A rapariga parecia não ter escutado a sua pergunta. Com os olhos fora das órbitas pelo terror, limitou-se a sussurrar:
— São perigosos, são uns assassinos.
Os dois homens tinham já desmontado e, parando a uns poucos de passos da cabana observaram-nos fixamente. Um deles era muito magro e louro com os olhos de um azul descolorido e a boca de lábios delgados; o seu companheiro era corpulento e de feições toscas. Ambos tinham a barba por fazer e levavam os revólveres muito caídos sobre a perna. Tanto os largos chapéus como as botas estavam cheios de pó.
— De maneira que procuraste um «boneco» para te proteger — disse o louro com um sorriso cruel. — Fizeste mal, muito mal.
— Não é este o modo de te livrares de nós — disse o seu companheiro. — Com o teu amigo ou sem ele, tens de vir connosco —acrescentou o louro.
—Não! — exclamou Deborah tremendo como uma folha.
E, instintivamente, procurou refúgio atrás de John. Os dois indivíduos ficaram a olhar para o rapaz.
— Afasta-te e deixa-nos passar.
John com toda a tranquilidade, arrojou-lhes aos pés a ponta dum cigarro.
—Tenho muita pena amigos, mas não costumo receber ordens de ninguém — disse com uma voz calma. Os outros afastaram-se um do outro e permaneceram com as pernas muito afastadas em atitude ameaçadora.
—Afasta-te, idiota, E a última vez que o dizemos.
John mostrou os dentes num sorriso.
—Então, então, rapazes, olhem que estão a arriscar a pele.
O corpulento ficou roxo de raiva.
—Maldito! Vou-te...!
Mas o seu companheiro fê-lo calar com um gesto enérgico.
— Vou contar até três — disse a John. — Se quando acabar não te tiveres afastado, deixamos-te o corpo como um passador.
O jovem, sem se alterar assentiu:
—De acordo. Vamos ver como é que o vão fazer. O ruivo aspirou profundamente e começou a contar:
— Um...
John começou a assobiar, calmamente, unia melodia do Texas.
—Dois...
O jovem, continuava a assobiar e tinha um brilho irónico nas pupilas.
— Três...
Os dois homens, ao mesmo tempo, levaram a mão à anca e puxaram dos seus revólveres. Mas John, com uma velocidade espantosa, tinha-se encolhido sobre si próprio ao mesmo tempo que empunhava o seu «Colt», o qual soou duas vezes consecutivas. Tinha agido com tanta velocidade, que conseguira adiantar-se aos seus dois adversários. O mais corpulento foi o primeiro a cair.
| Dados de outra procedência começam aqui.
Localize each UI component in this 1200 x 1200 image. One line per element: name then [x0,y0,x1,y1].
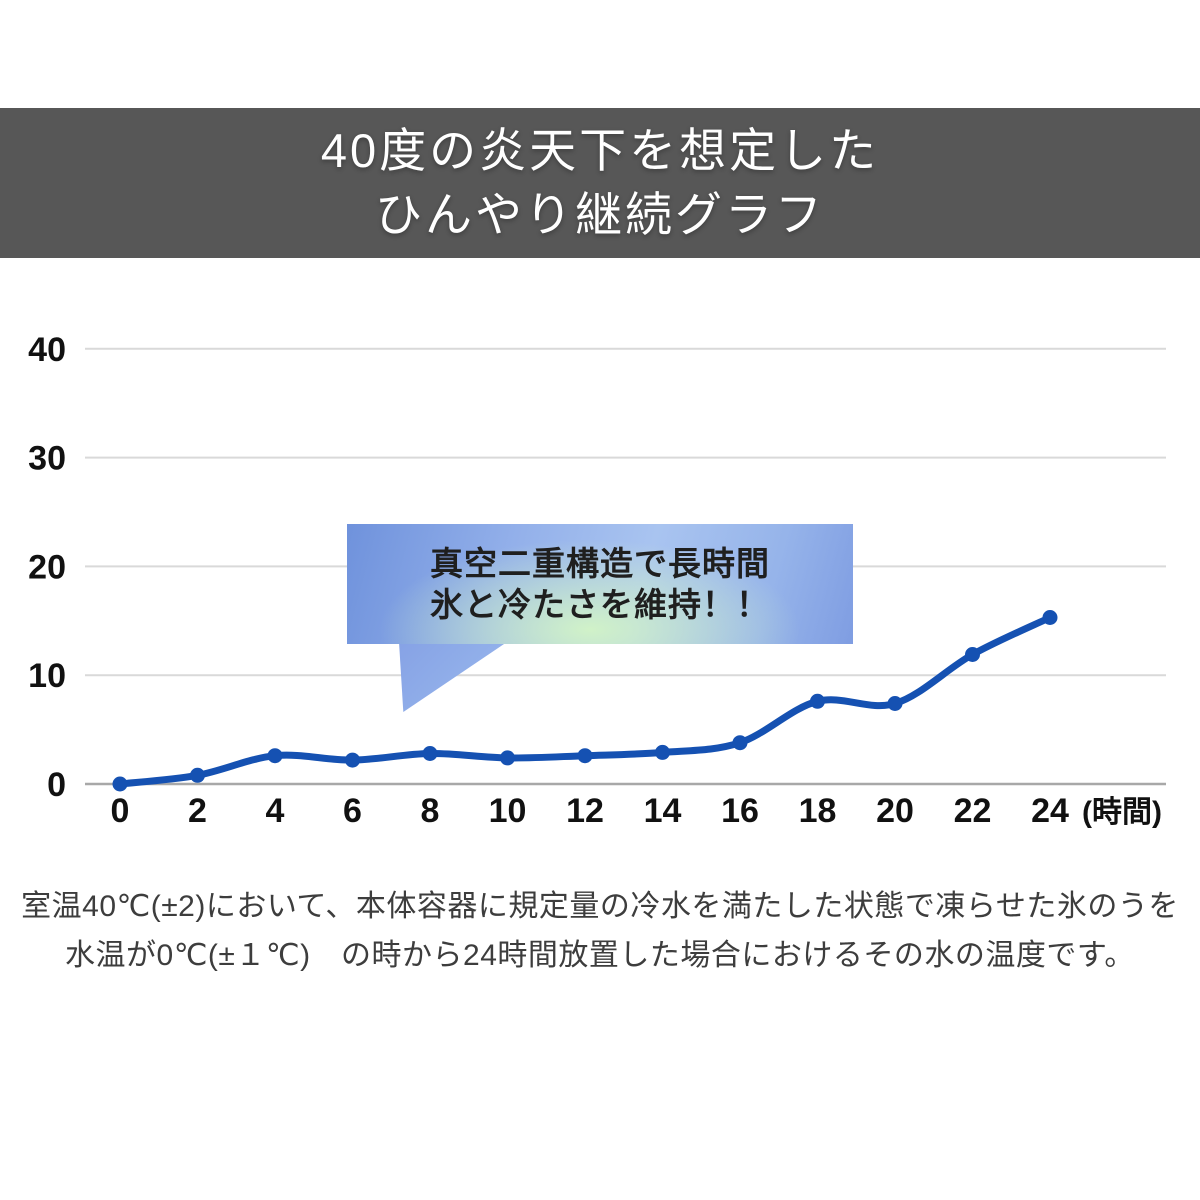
data-point-marker [810,693,825,709]
y-tick-label: 10 [28,657,66,695]
data-point-marker [577,748,593,764]
x-tick-label: 0 [111,792,130,830]
page-title-line-1: 40度の炎天下を想定した [320,124,880,177]
footnote-line-2: 水温が0℃(±１℃) の時から24時間放置した場合におけるその水の温度です。 [65,939,1135,972]
y-tick-label: 0 [47,766,66,804]
x-tick-label: 12 [566,792,604,830]
x-tick-label: 4 [266,792,285,830]
header-banner: 40度の炎天下を想定した ひんやり継続グラフ [0,108,1200,258]
x-tick-label: 20 [876,792,914,830]
speech-bubble: 真空二重構造で長時間 氷と冷たさを維持！！ [347,524,853,644]
data-point-marker [190,767,205,783]
x-tick-label: 18 [799,792,837,830]
data-point-marker [422,746,438,761]
line-chart: 0 10 20 30 40 0 2 4 6 8 10 12 14 16 18 20 22 24 (時間) [0,300,1200,860]
y-tick-label: 40 [28,331,66,369]
x-tick-label: 14 [644,792,682,830]
x-tick-label: 6 [343,792,362,830]
x-tick-label: 22 [954,792,992,830]
data-point-marker [345,752,360,768]
data-point-marker [112,776,128,792]
page-title-line-2: ひんやり継続グラフ [375,188,825,241]
data-point-marker [887,696,903,711]
footnote: 室温40℃(±2)において、本体容器に規定量の冷水を満たした状態で凍らせた氷のう… [0,882,1200,980]
data-point-marker [1042,610,1058,625]
x-tick-label: 16 [721,792,759,830]
y-tick-label: 30 [28,440,66,478]
data-point-marker [267,748,283,764]
x-tick-label: 8 [421,792,440,830]
x-tick-label: 10 [489,792,527,830]
x-axis-unit-label: (時間) [1082,796,1162,829]
data-point-marker [732,735,748,751]
y-tick-label: 20 [28,548,66,586]
data-point-marker [655,744,670,760]
data-point-marker [965,647,980,662]
data-point-marker [500,750,515,766]
x-tick-label: 24 [1031,792,1069,830]
callout-text-line-1: 真空二重構造で長時間 [430,545,770,582]
callout-text-line-2: 氷と冷たさを維持！！ [430,586,770,623]
x-tick-label: 2 [188,792,207,830]
footnote-line-1: 室温40℃(±2)において、本体容器に規定量の冷水を満たした状態で凍らせた氷のう… [21,890,1179,923]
Fê-lo depois de cambalear como um ébrio, para, por fim, cair de bruços no chão.
O seu companheiro, o louro, estremeceu violentamente e do seu revólver partiu um tiro que se perdeu no ar. Logo caiu pesadamente. ~
John depois de guardar a arma, voltou-se à procura de Deborah. Mas esta não se encontrava atrás dele. Entrou na casa e chamou:
—Deborah! Deborah!
Não obteve resposta. A casa parecia deserta. Procurou em todos os quartos sem conseguir encontrá-la. Parecia ter-se esfumado misteriosamente.
Depois de a procurar inutilmente durante bastante tempo pelos corredores, John foi buscar o seu cavalo e cheio de estranheza empreendeu o caminho de regresso a Dodge.